I love Bud's because it's the type of place I can hide in, a place I can pretend to be in a different time, in a different place. The walls are covered with framed newspaper front pages dated Dec. 6, 1961 – June 5, 1968, the period in which Bud, the owner and resident hippie, insists the mold of the world was finally cemented.

The date in 1961 is when Bud picked up his copy of John Steinbeck's The Winter of Our Discontent, a novel about a guy named Ethan Hawley, who is both self-aware of his white privilege and at the same time completely unashamed for using it to harm others and gain advantages in life. Bud frequently reminisces about reading the book in one sitting.

As for June 5, 1968, Bobby Kennedy was assassinated on that date. On May 5, college students at Columbia University coordinated what was reportedly the world's first organized global protest – of the Vietnam War. And a month or so before that, on April 4, Martin Luther King, Jr., was assassinated in Memphis, Tennessee.

In place of doors, the entrances to the bathrooms in Milk Bud's are obstructed by weed-green bead curtains. Kind of unsanitary, I guess, but they're fun to look at.

Bud bears no unique appearance. Just think of every male hippie stereotype you've ever seen and then throw Tommy Chong into the mix as icing on the cake.

He's angry with me over some perceived slight from several weeks ago - refusing to give him dap or a fist bump or something equally dumb.

I could let him stew, but then I'd suffer, too, by virtue of misery loving company. So, like a longsuffering parent reading for the seven hundred and fifty-eighth the exact same bedtime story in the exact same tone of voice at the exact same pace, I explain to him that dap, the cool, creative, artistic, and, most importantly, intimate take on the handshake, is not for everyone.

"I would not greet every female acquaintance with a kiss on the cheek.

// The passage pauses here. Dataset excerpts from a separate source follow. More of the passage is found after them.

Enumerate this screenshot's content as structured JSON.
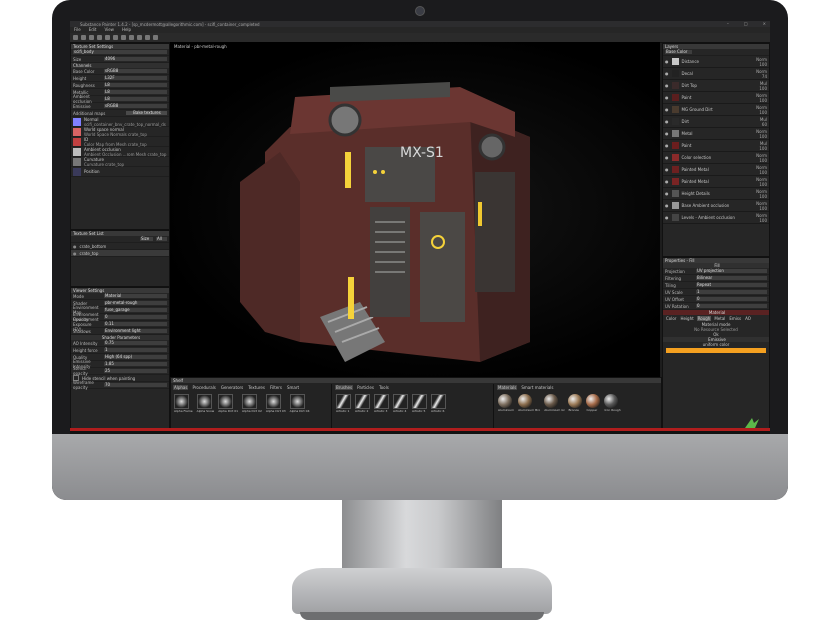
{
  "window": {
    "title": "Substance Painter 1.4.2 - [sp_mcdermott@allegorithmic.com] - scifi_container_completed",
    "buttons": [
      "–",
      "□",
      "×"
    ]
  },
  "menu": [
    "File",
    "Edit",
    "View",
    "Help"
  ],
  "texture_settings": {
    "title": "Texture Set Settings",
    "texture_set": "scifi_body",
    "size": "4096",
    "channels": [
      {
        "label": "Base Color",
        "value": "sRGB8"
      },
      {
        "label": "Height",
        "value": "L32F"
      },
      {
        "label": "Roughness",
        "value": "L8"
      },
      {
        "label": "Metallic",
        "value": "L8"
      },
      {
        "label": "Ambient occlusion",
        "value": "L8"
      },
      {
        "label": "Emissive",
        "value": "sRGB8"
      }
    ],
    "additional_maps": "Additional maps",
    "bake_label": "Bake textures",
    "maps": [
      {
        "name": "Normal",
        "file": "scifi_container_bnv_crate_top_normal_ds",
        "color": "#8080ff"
      },
      {
        "name": "World space normal",
        "file": "World Space Normals crate_top",
        "color": "#d86464"
      },
      {
        "name": "ID",
        "file": "Color Map from Mesh crate_top",
        "color": "#c04040"
      },
      {
        "name": "Ambient occlusion",
        "file": "Ambient Occlusion ...rom Mesh crate_top",
        "color": "#bcbcbc"
      },
      {
        "name": "Curvature",
        "file": "Curvature crate_top",
        "color": "#777777"
      },
      {
        "name": "Position",
        "file": "",
        "color": "#3a3a5a"
      }
    ]
  },
  "texture_list": {
    "title": "Texture Set List",
    "size_btn": "Size",
    "all_btn": "All",
    "items": [
      "crate_bottom",
      "crate_top"
    ]
  },
  "viewer": {
    "title": "Viewer Settings",
    "mode_label": "Mode",
    "mode": "Material",
    "rows": [
      {
        "label": "Shader",
        "value": "pbr-metal-rough"
      },
      {
        "label": "Environment Map",
        "value": "fuse_garage"
      },
      {
        "label": "Environment Opacity",
        "value": "0"
      },
      {
        "label": "Environment Exposure (EV)",
        "value": "0.11"
      },
      {
        "label": "Shadows",
        "value": "Environment light"
      }
    ],
    "shader_params": "Shader Parameters",
    "shader_rows": [
      {
        "label": "AO Intensity",
        "value": "0.75"
      },
      {
        "label": "Height force",
        "value": "1"
      },
      {
        "label": "Quality",
        "value": "High (64 spp)"
      },
      {
        "label": "Emissive Intensity",
        "value": "1.85"
      }
    ],
    "stencil_opacity_label": "Stencil opacity",
    "stencil_opacity": "25",
    "hide_stencil": "Hide stencil when painting",
    "wireframe_label": "Wireframe opacity",
    "wireframe": "70",
    "bottom_tabs": [
      "Viewer Settings",
      "Post Effects"
    ]
  },
  "viewport": {
    "label": "Material - pbr-metal-rough",
    "decal": "MX-S1"
  },
  "shelf": {
    "title": "Shelf",
    "tabs": [
      "Alphas",
      "Procedurals",
      "Generators",
      "Textures",
      "Filters",
      "Smart"
    ],
    "search": "Search",
    "alpha_names": [
      "Alpha Flame",
      "Alpha Snow",
      "Alpha Dirt 01",
      "Alpha Dirt 02",
      "Alpha Dirt 03",
      "Alpha Dirt 04"
    ],
    "brush_tabs": [
      "Brushes",
      "Particles",
      "Tools"
    ],
    "brush_names": [
      "Artistic 1",
      "Artistic 2",
      "Artistic 3",
      "Artistic 4",
      "Artistic 5",
      "Artistic 6"
    ],
    "material_tabs": [
      "Materials",
      "Smart materials"
    ],
    "material_names": [
      "Aluminium",
      "Aluminium Bro",
      "Aluminium Gl",
      "Bronze",
      "Copper",
      "Iron Rough"
    ],
    "material_colors": [
      "#7d6f60",
      "#8c6e4e",
      "#6a5a4a",
      "#9c7b57",
      "#a56a48",
      "#5a5a5a"
    ]
  },
  "layers": {
    "title": "Layers",
    "channel": "Base Color",
    "items": [
      {
        "name": "Distance",
        "blend": "Norm",
        "opacity": "100",
        "icon": "#c8c8c8"
      },
      {
        "name": "Decal",
        "blend": "Norm",
        "opacity": "74",
        "icon": "#222222"
      },
      {
        "name": "Dirt Top",
        "blend": "Mul",
        "opacity": "100",
        "icon": "#3a2a2a"
      },
      {
        "name": "Paint",
        "blend": "Norm",
        "opacity": "100",
        "icon": "#5a1e1e"
      },
      {
        "name": "MG Ground Dirt",
        "blend": "Norm",
        "opacity": "100",
        "icon": "#4a3b2e"
      },
      {
        "name": "Dirt",
        "blend": "Mul",
        "opacity": "60",
        "icon": "#2a2a2a"
      },
      {
        "name": "Metal",
        "blend": "Norm",
        "opacity": "100",
        "icon": "#777777"
      },
      {
        "name": "Paint",
        "blend": "Mul",
        "opacity": "100",
        "icon": "#6b1e1e"
      },
      {
        "name": "Color selection",
        "blend": "Norm",
        "opacity": "100",
        "icon": "#8a2a2a"
      },
      {
        "name": "Painted Metal",
        "blend": "Norm",
        "opacity": "100",
        "icon": "#6d2020"
      },
      {
        "name": "Painted Metal",
        "blend": "Norm",
        "opacity": "100",
        "icon": "#7a2424"
      },
      {
        "name": "Height Details",
        "blend": "Norm",
        "opacity": "100",
        "icon": "#555555"
      },
      {
        "name": "Base Ambient occlusion",
        "blend": "Norm",
        "opacity": "100",
        "icon": "#999999"
      },
      {
        "name": "Levels - Ambient occlusion",
        "blend": "Norm",
        "opacity": "100",
        "icon": "#444444"
      }
    ]
  },
  "properties": {
    "title": "Properties - Fill",
    "fill": "Fill",
    "rows": [
      {
        "label": "Projection",
        "value": "UV projection"
      },
      {
        "label": "Filtering",
        "value": "Bilinear"
      },
      {
        "label": "Tiling",
        "value": "Repeat"
      },
      {
        "label": "UV Scale",
        "value": "1"
      },
      {
        "label": "UV Offset",
        "value": "0"
      },
      {
        "label": "UV Rotation",
        "value": "0"
      }
    ],
    "material_header": "Material",
    "mat_tabs": [
      "Color",
      "Height",
      "Rough",
      "Metal",
      "Emiss",
      "AO"
    ],
    "material_mode": "Material mode",
    "no_resource": "No Resource Selected",
    "ok": "Ok",
    "emissive_header": "Emissive",
    "uniform": "uniform color",
    "emissive_color": "#f4a020"
  }
}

Most I'd greet with a handshake. But there are a few to whom I feel especially close, whom I trust with personal knowledge of my life. They get the kiss. The same goes for the fellas and dap, Bud.  It ain't a Black thing. If that was it, why would I spend money here damn near every day? Hell, if I didn't like you, you wouldn't even get a basic handshake out of me. I'd just nod at you from a distance. Maybe we'll get to dap one day. Maybe we won't. But two things are certain: it's really dumb that I'm explaining this again and that in spite of my unwavering patronage of this place, you still doubt we're friends."

He pouts. But Bud knows I'm right. Also, he's heard this all before. And so, without formal acknowledgment, we reach a truce.

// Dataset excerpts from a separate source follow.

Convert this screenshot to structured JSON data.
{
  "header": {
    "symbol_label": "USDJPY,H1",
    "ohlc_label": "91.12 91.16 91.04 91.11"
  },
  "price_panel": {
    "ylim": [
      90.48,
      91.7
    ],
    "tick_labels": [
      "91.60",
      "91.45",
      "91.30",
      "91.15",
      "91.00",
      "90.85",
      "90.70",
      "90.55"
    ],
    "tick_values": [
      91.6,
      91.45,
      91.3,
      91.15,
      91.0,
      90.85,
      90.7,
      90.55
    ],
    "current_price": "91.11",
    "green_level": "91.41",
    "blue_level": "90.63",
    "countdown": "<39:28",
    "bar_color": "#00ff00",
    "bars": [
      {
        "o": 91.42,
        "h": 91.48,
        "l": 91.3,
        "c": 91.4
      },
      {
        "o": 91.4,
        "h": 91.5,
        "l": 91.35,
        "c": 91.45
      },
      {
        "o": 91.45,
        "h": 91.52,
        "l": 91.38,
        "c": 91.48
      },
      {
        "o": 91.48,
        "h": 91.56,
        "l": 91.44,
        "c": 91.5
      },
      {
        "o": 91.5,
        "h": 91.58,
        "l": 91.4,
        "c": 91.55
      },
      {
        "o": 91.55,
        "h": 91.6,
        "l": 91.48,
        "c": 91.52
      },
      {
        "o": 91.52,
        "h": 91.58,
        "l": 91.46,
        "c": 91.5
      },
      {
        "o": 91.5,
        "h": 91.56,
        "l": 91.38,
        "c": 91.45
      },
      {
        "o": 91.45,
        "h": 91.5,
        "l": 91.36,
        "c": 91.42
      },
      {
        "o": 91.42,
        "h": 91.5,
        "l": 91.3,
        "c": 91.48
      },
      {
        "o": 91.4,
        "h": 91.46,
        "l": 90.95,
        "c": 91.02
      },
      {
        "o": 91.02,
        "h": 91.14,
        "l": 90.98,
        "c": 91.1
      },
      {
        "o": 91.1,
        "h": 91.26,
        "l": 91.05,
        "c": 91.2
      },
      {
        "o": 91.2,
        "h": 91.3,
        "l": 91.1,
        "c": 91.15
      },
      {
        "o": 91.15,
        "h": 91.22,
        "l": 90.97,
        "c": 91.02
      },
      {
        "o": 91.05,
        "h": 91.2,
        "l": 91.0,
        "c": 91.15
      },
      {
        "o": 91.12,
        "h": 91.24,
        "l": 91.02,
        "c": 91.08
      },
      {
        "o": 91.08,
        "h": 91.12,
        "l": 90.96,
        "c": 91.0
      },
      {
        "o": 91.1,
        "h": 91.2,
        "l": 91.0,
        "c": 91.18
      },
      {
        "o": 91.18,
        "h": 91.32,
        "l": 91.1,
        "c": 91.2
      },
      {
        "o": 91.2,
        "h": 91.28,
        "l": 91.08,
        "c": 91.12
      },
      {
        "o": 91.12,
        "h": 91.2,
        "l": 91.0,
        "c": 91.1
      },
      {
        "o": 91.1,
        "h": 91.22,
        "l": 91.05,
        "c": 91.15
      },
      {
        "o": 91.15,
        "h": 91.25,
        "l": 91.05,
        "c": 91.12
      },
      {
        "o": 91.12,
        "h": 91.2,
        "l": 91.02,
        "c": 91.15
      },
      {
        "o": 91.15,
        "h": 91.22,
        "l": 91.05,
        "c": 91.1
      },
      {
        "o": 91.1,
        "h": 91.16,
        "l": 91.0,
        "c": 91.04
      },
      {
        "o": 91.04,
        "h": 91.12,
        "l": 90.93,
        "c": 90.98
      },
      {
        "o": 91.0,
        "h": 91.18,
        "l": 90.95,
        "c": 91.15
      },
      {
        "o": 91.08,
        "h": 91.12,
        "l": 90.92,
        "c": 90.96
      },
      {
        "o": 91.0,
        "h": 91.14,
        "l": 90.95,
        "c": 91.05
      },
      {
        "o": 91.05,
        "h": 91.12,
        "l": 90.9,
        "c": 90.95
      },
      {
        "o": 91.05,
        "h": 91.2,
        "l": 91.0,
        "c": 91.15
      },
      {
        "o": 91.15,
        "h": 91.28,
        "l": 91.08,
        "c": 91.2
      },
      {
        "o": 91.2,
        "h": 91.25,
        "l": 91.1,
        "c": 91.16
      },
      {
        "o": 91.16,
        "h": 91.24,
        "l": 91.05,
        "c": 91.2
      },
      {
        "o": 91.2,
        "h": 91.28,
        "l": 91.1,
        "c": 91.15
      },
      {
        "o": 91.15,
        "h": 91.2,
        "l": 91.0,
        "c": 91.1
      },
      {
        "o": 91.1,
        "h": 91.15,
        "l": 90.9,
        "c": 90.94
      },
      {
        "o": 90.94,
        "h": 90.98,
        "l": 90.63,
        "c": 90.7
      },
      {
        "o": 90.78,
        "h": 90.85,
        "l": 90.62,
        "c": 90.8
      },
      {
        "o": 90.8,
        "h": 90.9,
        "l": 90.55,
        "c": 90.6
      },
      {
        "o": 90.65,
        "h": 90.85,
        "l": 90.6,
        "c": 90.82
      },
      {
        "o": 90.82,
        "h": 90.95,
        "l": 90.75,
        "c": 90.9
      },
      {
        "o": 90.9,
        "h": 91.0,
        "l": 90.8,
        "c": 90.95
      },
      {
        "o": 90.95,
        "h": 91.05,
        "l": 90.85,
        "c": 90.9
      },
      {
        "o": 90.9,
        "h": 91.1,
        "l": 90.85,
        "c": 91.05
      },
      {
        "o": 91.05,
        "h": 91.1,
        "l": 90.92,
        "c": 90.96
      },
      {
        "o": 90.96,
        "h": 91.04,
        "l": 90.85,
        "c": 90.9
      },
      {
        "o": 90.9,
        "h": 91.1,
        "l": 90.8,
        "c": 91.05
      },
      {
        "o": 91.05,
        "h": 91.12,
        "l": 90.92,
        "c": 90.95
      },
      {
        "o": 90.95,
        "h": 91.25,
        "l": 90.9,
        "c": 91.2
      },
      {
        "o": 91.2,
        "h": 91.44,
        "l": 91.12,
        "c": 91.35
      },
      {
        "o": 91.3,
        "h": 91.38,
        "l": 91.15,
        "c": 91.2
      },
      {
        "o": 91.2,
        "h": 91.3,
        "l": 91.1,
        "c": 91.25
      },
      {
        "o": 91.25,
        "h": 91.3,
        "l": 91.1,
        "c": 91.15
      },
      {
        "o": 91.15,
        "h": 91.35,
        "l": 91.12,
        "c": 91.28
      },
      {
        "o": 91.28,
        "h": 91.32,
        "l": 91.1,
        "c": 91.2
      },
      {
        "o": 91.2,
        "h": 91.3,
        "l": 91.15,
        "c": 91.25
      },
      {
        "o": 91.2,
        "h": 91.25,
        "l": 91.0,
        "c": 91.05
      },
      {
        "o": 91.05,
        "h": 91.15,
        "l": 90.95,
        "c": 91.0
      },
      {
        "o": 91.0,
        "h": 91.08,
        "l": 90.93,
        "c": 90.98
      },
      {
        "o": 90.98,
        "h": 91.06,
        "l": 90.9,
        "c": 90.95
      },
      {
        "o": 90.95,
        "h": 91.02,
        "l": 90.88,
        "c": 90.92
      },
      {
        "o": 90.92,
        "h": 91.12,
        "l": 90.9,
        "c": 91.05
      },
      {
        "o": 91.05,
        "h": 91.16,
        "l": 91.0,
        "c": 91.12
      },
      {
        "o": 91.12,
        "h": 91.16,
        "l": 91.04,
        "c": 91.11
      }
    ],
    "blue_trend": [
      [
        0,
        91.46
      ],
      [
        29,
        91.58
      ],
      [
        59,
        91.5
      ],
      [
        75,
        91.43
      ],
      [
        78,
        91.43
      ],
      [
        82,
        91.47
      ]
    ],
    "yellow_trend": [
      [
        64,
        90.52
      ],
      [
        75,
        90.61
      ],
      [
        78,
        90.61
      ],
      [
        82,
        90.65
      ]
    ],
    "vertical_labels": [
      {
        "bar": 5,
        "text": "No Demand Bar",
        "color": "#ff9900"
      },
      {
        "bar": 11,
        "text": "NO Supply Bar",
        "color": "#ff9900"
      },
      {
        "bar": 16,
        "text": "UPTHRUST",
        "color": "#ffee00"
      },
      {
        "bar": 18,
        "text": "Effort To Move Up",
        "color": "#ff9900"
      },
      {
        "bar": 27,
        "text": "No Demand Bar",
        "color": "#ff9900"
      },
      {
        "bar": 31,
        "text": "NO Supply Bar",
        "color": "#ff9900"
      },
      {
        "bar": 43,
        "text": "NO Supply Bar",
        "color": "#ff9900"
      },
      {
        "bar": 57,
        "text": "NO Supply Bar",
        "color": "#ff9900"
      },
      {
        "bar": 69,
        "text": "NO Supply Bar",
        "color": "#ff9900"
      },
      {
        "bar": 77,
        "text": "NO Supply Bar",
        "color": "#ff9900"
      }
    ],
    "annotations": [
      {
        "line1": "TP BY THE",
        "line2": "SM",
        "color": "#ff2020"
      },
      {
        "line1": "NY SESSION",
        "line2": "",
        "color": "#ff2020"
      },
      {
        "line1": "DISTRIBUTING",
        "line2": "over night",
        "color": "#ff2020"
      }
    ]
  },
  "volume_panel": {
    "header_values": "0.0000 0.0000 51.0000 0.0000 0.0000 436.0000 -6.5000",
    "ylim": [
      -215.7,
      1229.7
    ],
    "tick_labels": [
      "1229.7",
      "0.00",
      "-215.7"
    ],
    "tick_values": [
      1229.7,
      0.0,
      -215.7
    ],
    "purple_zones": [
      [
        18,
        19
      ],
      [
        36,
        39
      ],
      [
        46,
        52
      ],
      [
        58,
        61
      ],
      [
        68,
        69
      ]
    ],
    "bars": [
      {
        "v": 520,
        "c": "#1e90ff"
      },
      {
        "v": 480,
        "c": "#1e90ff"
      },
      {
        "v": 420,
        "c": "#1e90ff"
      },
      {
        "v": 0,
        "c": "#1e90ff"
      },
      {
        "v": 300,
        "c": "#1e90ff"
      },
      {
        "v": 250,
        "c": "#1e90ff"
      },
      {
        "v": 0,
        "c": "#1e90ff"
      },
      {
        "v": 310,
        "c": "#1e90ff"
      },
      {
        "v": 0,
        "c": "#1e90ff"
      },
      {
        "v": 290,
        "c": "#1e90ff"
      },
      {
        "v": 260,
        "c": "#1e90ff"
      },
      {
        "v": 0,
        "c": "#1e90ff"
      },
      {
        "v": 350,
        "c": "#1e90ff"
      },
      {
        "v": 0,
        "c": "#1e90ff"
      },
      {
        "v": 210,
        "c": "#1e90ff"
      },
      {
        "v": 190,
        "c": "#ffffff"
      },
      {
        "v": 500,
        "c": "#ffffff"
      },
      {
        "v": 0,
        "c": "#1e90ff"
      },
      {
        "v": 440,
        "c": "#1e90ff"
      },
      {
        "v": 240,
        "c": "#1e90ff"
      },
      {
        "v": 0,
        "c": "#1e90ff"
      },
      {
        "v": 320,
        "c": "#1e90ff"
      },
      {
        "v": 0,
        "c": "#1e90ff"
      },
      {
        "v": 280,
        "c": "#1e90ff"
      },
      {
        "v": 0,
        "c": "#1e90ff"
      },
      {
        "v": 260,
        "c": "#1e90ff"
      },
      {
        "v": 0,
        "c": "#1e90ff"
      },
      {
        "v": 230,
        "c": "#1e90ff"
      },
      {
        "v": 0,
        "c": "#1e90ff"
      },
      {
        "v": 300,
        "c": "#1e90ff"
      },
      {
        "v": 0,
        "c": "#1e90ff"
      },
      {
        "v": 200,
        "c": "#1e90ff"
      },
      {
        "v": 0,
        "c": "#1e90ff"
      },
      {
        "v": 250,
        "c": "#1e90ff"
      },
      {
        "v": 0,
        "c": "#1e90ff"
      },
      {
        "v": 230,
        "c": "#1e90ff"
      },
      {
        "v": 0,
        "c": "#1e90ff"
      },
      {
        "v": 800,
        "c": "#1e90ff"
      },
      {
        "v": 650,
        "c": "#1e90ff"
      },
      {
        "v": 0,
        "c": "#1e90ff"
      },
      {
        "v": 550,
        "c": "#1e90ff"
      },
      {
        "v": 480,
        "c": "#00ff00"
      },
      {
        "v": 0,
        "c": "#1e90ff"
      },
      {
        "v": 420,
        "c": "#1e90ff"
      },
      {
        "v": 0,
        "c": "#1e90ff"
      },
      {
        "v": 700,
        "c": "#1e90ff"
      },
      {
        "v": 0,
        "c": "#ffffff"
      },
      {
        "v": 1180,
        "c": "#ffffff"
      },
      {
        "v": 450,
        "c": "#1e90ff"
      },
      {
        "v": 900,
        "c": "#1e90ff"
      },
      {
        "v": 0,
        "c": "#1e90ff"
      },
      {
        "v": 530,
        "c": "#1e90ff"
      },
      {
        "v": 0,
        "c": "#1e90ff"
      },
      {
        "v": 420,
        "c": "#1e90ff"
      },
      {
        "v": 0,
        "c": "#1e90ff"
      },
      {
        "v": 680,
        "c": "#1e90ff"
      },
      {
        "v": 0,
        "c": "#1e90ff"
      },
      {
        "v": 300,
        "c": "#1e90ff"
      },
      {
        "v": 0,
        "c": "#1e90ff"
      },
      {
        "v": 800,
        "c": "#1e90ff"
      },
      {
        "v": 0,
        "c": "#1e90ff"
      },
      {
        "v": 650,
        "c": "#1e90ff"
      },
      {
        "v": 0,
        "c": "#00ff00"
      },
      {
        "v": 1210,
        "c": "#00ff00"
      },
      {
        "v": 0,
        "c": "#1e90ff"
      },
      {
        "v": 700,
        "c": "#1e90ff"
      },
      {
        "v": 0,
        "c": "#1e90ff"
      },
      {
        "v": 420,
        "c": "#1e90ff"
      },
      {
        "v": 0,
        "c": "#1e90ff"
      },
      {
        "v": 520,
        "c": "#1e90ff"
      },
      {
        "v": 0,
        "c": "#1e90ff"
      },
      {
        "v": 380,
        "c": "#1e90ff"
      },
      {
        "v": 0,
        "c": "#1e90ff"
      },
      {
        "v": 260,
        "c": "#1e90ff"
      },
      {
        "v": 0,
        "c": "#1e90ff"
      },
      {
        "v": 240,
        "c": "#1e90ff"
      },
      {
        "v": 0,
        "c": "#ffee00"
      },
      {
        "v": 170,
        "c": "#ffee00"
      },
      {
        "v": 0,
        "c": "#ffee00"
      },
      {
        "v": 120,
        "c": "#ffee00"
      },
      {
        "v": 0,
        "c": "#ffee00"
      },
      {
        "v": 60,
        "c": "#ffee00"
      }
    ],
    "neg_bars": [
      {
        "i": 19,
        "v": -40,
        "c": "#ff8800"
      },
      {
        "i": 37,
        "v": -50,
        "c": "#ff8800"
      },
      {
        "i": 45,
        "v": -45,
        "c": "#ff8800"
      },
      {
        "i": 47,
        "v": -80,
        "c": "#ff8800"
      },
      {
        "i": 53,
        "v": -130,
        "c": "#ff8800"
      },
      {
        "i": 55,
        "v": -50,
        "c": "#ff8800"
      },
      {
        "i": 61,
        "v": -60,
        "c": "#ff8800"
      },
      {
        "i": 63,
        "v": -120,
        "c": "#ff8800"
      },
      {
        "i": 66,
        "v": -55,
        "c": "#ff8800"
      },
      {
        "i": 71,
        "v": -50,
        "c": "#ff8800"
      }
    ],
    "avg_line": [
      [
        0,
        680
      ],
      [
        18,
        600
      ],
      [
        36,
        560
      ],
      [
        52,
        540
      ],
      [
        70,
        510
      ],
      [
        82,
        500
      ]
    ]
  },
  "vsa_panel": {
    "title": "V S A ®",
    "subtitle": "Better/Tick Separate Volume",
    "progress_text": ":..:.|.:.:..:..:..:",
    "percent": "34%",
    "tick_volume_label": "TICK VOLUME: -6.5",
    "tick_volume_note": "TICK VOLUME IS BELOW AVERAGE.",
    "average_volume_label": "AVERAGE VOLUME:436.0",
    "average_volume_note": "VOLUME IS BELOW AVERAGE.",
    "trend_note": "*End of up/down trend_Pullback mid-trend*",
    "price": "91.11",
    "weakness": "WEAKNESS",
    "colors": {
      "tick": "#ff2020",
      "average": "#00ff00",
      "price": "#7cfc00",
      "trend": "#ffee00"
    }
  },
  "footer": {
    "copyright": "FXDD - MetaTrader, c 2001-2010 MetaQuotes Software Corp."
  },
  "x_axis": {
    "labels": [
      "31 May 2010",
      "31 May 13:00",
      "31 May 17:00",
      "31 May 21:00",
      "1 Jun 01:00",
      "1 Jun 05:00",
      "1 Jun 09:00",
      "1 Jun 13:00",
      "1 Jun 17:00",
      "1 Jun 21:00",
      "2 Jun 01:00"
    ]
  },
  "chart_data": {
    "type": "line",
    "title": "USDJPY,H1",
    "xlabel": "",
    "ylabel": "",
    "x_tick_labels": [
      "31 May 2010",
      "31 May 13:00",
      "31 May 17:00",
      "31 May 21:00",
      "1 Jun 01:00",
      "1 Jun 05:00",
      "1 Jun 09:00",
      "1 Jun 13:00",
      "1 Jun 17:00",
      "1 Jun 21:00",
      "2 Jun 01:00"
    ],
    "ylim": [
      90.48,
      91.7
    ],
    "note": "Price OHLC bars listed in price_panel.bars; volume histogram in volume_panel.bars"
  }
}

Seconds later, a copy of the Midway plops onto the bartop next to my drink.

"Know who did it?"

I shake my head. "Wouldn't be here if I did."

He nods. "Word on the street is those boys were a message to the South Side to not encroach."

"And what do you know about the streets other than that they're made of asphalt?"

I've hurt his feelings again, but Bud inadvertently made a good point. Outside of domestic violence, murder victims are usually tucked away so as not to be found easily. This does read like a message.

I thank the puzzled baristo for his help and bolt for the door.